Hope is closely related to other positive psychology constructs, such as self-efficacy optimism, that have also been shown to have clear relevance to promoting resilience to recovery from emotional disorders
Within the positive realms of psychotherapy: “hope represents the capacity of patients to identify strategies or pathways to achieve goals, and the motivation to effectively pursue those pathways”. This succinct statement holds very true, and if sufferers can get the care they need, and have a psychologist who they feel they have some form of rapport and trust with, they could be motivated to see light at the end of the tunnel, which can make remarkable transformations possible.
A Beacon of Light
Matthew Gallagher, an associate professor of clinical psychology, at the University of Houston, has stepped up, and taken a stand on an age-old debate, the importance of hope. Indeed, back in the 16th century: “Martin Luther celebrated its power, claiming “Everything that is done in this world is done by hope. [Yet], two centuries later, Benjamin Franklin warned that “He that lives upon hope will die fasting.” [But taking his informed stand], Gallagher reports that psychotherapy can result in clear increases in hope and that changes in hope are associated with changes in anxiety symptoms”.

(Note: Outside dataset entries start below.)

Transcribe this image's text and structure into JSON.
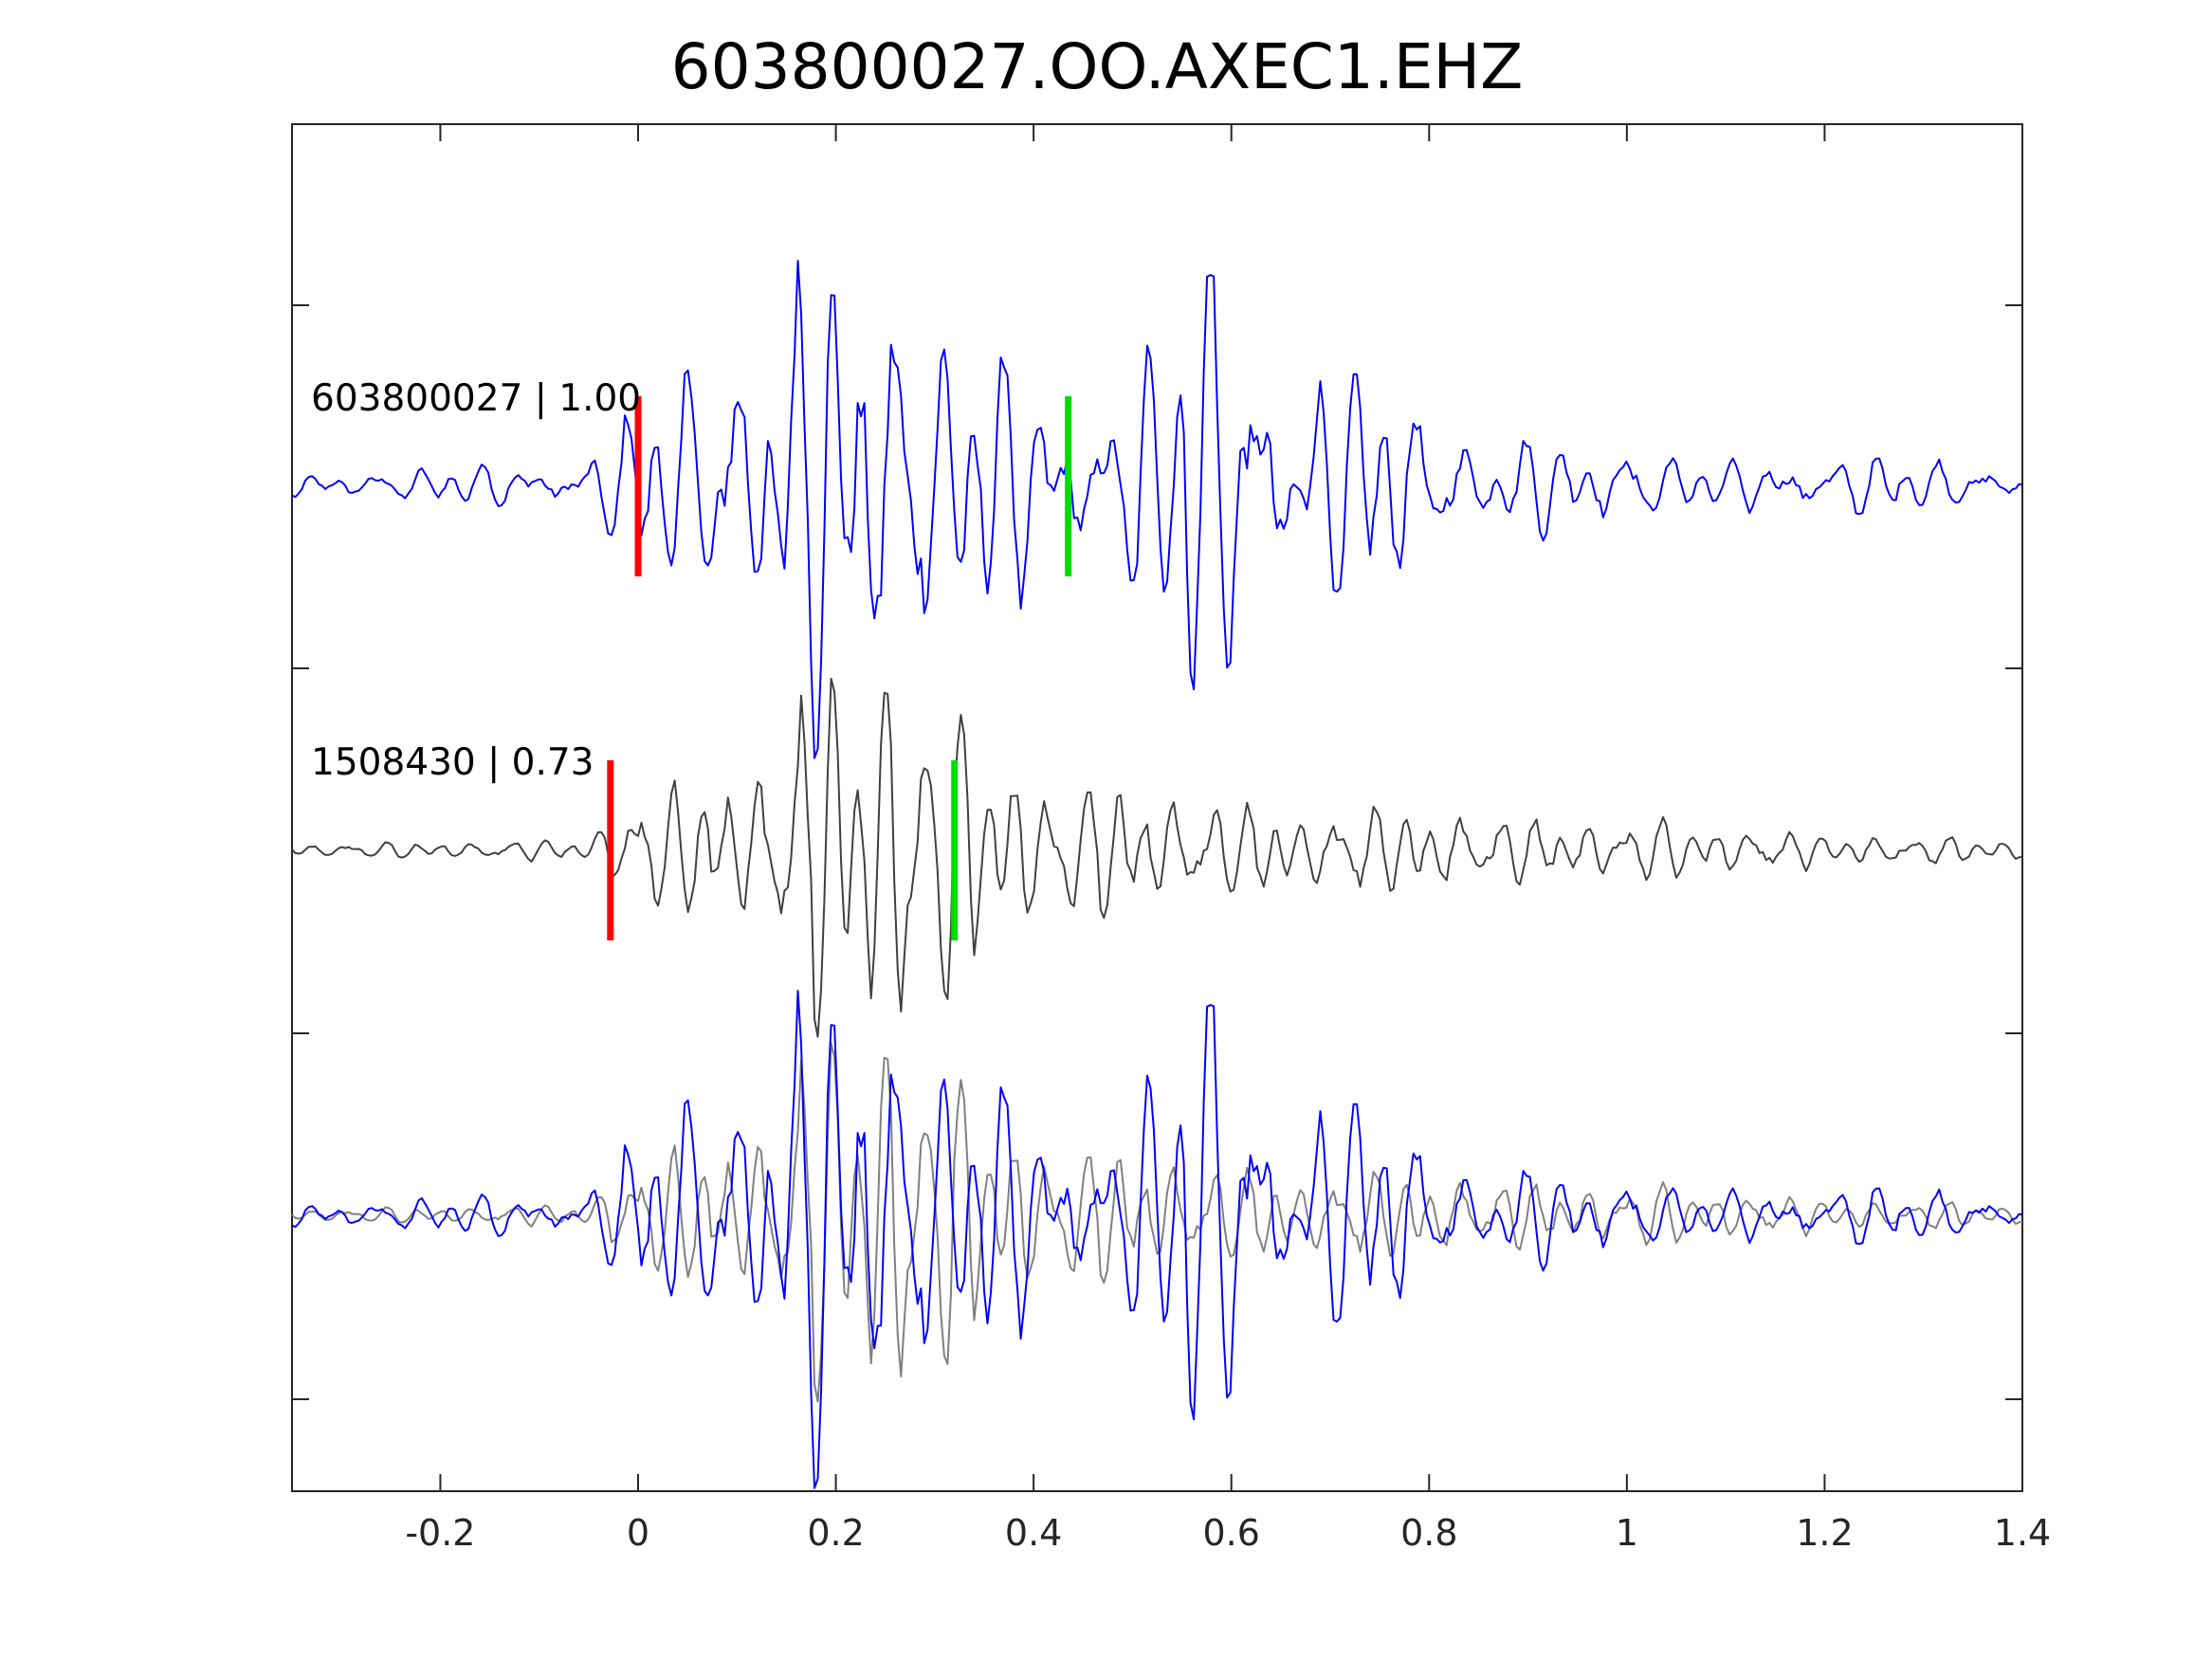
{
  "chart_data": {
    "type": "line",
    "title": "603800027.OO.AXEC1.EHZ",
    "xlabel": "",
    "ylabel": "",
    "xlim": [
      -0.35,
      1.4
    ],
    "xticks": [
      -0.2,
      0,
      0.2,
      0.4,
      0.6,
      0.8,
      1,
      1.2,
      1.4
    ],
    "xtick_labels": [
      "-0.2",
      "0",
      "0.2",
      "0.4",
      "0.6",
      "0.8",
      "1",
      "1.2",
      "1.4"
    ],
    "y_tick_labels_shown": false,
    "grid": false,
    "colors": {
      "master": "#0000ff",
      "detection": "#404040",
      "overlay_detection": "#808080",
      "p_pick": "#ff0000",
      "s_pick": "#00dd00",
      "axes": "#262626"
    },
    "traces": [
      {
        "label": "603800027 | 1.00",
        "id": "603800027",
        "cc": "1.00",
        "p_pick_time": 0.0,
        "s_pick_time": 0.435,
        "waveform_envelope": [
          [
            -0.35,
            0.05
          ],
          [
            -0.05,
            0.12
          ],
          [
            0.0,
            0.4
          ],
          [
            0.05,
            0.6
          ],
          [
            0.1,
            0.85
          ],
          [
            0.18,
            1.0
          ],
          [
            0.26,
            1.0
          ],
          [
            0.32,
            0.75
          ],
          [
            0.4,
            0.45
          ],
          [
            0.47,
            0.35
          ],
          [
            0.5,
            0.55
          ],
          [
            0.56,
            1.1
          ],
          [
            0.62,
            0.85
          ],
          [
            0.7,
            0.5
          ],
          [
            0.75,
            0.55
          ],
          [
            0.8,
            0.3
          ],
          [
            0.9,
            0.2
          ],
          [
            1.0,
            0.2
          ],
          [
            1.1,
            0.1
          ],
          [
            1.2,
            0.15
          ],
          [
            1.4,
            0.08
          ]
        ]
      },
      {
        "label": "1508430 | 0.73",
        "id": "1508430",
        "cc": "0.73",
        "p_pick_time": -0.028,
        "s_pick_time": 0.32,
        "waveform_envelope": [
          [
            -0.35,
            0.03
          ],
          [
            -0.05,
            0.05
          ],
          [
            -0.02,
            0.25
          ],
          [
            0.05,
            0.3
          ],
          [
            0.1,
            0.4
          ],
          [
            0.15,
            0.6
          ],
          [
            0.19,
            0.9
          ],
          [
            0.22,
            0.85
          ],
          [
            0.26,
            1.1
          ],
          [
            0.3,
            0.8
          ],
          [
            0.35,
            0.5
          ],
          [
            0.4,
            0.4
          ],
          [
            0.5,
            0.3
          ],
          [
            0.6,
            0.22
          ],
          [
            0.7,
            0.2
          ],
          [
            0.8,
            0.2
          ],
          [
            0.9,
            0.15
          ],
          [
            1.0,
            0.15
          ],
          [
            1.1,
            0.12
          ],
          [
            1.2,
            0.08
          ],
          [
            1.4,
            0.05
          ]
        ]
      }
    ]
  }
}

So What Does the Research Say?
Writing in the journal, Behavior Therapy, Gallagher states that: “hope is a trait that predicts resilience and recovery from anxiety disorders”, and he has empirical evidence to prove it. – The clinical trial in which he is the first author, involves 223 adults, and puts a spotlight on how strong participants’ feeling of hope is, when it comes to anticipating recovery. The subjects received CBD (cognitive behavior therapy), for one of four well known anxiety disorders: obsessive-compulsive disorder; generalized anxiety disorder; panic disorder, and social anxiety disorder.
Gallagher, who noted that average-to-large rises in the participants’ feelings of hope, were uniform across the five detached cognitive behavioral treatment programs, remarked: “In reviewing recovery during CBT among the diverse clinical presentations, hope was a common element and a strong predictor of recovery”.
Of note, the conclusion drawn by the study authors, shows that at some point during the cognitive behavioral therapy protocol: “hope gradually increases during the course of CBT, and increases in hope were greater for those in active treatment than for those in the waitlist comparison”. – This is promising news indeed, and a wonderful accomplishment which was brought about by holistic therapy, as opposed to pharmaceuticals, with all their unwelcome side effects, and open ended use.
This very welcome study forms part of a bigger undertaking which examines CBD’s efficacy for the treatment of anxiety disorders. It is chaired by the founder and director emeritus of the Boston University Center for Anxiety and Related Disorders, David H. Barlow.